In late June, Northrup announced new regulations aimed at strengthening public confidence in the emerging industry: oil and gas companies must pay for independent baseline well water testing; disclose all the fluids and chemicals used in the fracking process; and put up a security bond to protect property owners in the event of an industrial accident.

But Northrup is promising more, including a review of the current royalty system. His goal: to boost the province’s cut, while also delivering some of the proceeds directly to the communities and landowners affected by natural gas development.

“Right now the landowner doesn’t really benefit at all,” Northrup admits. “We’re never going to satisfy everybody… But we’re not going to hide from anything either. We’re going to be very upfront about this industry.”

A “commendable” start

That attitude, combined with the government’s new regulations, was enough to convert Bethany Thorne-Dykstra. The farmer and activist became nervous about natural gas activity when small orange flags—marking locations for seismic testing—started popping up near her two dairy farms west of Moncton.

Each of her nearly 400 cows requires about a bathtub worth of water per day, meaning a dry or contaminated well would likely ruin her family operation. “We had a few sleepless nights here, wondering if we would lose our water,” she says sitting at her kitchen table.
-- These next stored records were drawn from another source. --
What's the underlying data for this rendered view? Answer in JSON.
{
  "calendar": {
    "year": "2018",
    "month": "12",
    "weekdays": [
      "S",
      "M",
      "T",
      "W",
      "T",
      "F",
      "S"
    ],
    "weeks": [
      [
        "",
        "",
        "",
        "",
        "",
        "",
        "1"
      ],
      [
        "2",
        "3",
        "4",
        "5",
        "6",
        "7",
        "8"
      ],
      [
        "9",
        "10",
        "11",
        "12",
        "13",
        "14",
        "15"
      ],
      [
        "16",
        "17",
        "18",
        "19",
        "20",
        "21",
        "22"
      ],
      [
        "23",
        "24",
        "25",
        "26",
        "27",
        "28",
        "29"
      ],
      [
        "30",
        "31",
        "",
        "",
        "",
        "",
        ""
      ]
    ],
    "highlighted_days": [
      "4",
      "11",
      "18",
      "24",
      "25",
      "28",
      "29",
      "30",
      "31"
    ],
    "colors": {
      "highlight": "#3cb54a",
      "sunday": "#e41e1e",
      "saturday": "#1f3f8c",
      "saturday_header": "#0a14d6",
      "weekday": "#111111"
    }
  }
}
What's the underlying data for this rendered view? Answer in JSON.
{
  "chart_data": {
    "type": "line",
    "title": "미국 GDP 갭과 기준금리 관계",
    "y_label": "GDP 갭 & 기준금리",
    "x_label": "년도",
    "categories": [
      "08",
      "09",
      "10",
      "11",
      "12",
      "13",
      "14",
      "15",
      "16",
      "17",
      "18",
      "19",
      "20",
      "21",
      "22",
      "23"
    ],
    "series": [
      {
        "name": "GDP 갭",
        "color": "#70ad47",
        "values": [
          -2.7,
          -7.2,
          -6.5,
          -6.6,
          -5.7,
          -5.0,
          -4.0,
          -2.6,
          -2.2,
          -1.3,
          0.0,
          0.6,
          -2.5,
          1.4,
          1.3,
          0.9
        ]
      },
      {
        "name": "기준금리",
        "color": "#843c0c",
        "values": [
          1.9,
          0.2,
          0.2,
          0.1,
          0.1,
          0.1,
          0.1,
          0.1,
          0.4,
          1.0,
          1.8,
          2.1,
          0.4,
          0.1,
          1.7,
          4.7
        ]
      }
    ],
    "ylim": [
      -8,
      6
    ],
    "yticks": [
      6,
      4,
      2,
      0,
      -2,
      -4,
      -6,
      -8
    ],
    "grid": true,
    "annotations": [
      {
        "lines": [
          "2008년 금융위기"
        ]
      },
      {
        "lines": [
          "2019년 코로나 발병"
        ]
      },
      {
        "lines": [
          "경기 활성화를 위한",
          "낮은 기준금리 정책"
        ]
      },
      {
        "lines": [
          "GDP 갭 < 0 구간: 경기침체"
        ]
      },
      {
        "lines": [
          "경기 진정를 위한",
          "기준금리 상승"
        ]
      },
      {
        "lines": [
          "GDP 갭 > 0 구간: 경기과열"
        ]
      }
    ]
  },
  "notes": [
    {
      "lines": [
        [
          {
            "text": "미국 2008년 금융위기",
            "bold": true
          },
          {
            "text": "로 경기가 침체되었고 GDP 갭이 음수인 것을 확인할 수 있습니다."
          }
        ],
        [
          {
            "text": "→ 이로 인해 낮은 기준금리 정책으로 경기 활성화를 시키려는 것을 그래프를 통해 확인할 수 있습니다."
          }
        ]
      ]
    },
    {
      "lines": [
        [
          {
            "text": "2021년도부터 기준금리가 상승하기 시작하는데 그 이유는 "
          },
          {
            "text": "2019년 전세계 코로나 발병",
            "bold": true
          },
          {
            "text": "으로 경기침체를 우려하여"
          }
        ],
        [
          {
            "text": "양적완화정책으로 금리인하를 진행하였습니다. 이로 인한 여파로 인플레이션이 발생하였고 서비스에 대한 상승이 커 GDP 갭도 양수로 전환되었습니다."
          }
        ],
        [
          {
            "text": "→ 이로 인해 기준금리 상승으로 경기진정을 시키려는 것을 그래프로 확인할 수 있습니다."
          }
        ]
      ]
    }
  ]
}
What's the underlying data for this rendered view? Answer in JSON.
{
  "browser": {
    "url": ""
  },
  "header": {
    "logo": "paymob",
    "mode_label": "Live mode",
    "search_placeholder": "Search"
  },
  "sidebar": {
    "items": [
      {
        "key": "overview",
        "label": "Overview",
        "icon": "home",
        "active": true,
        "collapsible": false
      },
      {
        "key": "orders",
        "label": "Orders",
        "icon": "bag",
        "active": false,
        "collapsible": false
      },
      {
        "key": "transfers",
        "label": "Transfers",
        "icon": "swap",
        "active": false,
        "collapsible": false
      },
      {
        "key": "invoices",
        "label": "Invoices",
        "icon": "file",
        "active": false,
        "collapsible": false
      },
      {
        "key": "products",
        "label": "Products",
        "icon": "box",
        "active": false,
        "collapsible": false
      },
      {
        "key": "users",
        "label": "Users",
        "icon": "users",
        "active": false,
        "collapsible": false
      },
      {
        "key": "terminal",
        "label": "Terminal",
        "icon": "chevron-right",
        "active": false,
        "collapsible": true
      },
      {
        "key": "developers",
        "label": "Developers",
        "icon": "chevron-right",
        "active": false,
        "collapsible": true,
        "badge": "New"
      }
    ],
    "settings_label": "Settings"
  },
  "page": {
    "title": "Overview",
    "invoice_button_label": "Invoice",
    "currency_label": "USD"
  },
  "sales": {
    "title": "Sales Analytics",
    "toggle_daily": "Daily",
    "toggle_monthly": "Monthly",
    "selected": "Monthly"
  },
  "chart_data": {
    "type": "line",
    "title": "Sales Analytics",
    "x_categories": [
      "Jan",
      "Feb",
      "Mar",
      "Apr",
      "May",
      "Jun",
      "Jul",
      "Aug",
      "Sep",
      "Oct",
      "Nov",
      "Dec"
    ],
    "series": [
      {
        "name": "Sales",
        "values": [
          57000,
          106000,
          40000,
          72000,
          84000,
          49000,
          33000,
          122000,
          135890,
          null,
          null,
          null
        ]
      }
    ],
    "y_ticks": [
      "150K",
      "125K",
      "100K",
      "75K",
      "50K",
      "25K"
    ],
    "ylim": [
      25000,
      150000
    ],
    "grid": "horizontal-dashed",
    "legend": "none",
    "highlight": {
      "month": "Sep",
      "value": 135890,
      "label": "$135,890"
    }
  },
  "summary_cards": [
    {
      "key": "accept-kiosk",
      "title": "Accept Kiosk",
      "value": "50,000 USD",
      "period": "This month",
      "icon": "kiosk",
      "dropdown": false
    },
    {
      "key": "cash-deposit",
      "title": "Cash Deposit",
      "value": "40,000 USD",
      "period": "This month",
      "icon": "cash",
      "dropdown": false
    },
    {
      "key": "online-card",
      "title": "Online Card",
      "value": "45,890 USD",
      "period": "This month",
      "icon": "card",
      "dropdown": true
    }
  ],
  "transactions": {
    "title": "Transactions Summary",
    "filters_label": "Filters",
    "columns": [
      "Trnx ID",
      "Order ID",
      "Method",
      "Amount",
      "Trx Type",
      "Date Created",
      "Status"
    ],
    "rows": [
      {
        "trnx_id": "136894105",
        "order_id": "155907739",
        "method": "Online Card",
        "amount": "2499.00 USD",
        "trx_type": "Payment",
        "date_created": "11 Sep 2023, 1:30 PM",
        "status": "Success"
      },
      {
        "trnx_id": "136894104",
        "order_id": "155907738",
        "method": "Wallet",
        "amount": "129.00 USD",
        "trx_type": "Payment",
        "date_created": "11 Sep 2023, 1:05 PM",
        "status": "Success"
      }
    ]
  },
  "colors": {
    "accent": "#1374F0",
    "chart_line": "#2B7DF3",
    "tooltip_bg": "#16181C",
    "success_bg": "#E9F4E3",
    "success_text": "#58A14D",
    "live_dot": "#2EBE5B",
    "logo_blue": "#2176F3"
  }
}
So Thorne-Dykstra and her group, Citizens For Responsible Resource Development, called for a moratorium on natural gas activity—to stay in place until the province beefed up its regulations. For months her 650-member organization lobbied cabinet ministers and launched a petition.

Then, in early July, Thorne-Dykstra sat next to Northrup at a press conference in Fredericton. Her message: a moratorium was no longer needed.

“The government showed it is finally listening to us,” she says of her group’s controversial change of position. “There’s some real protection now. We’re not saying that’s enough. But it makes me and my family feel better to know those new rules are there. We believe it’s a commendable start.”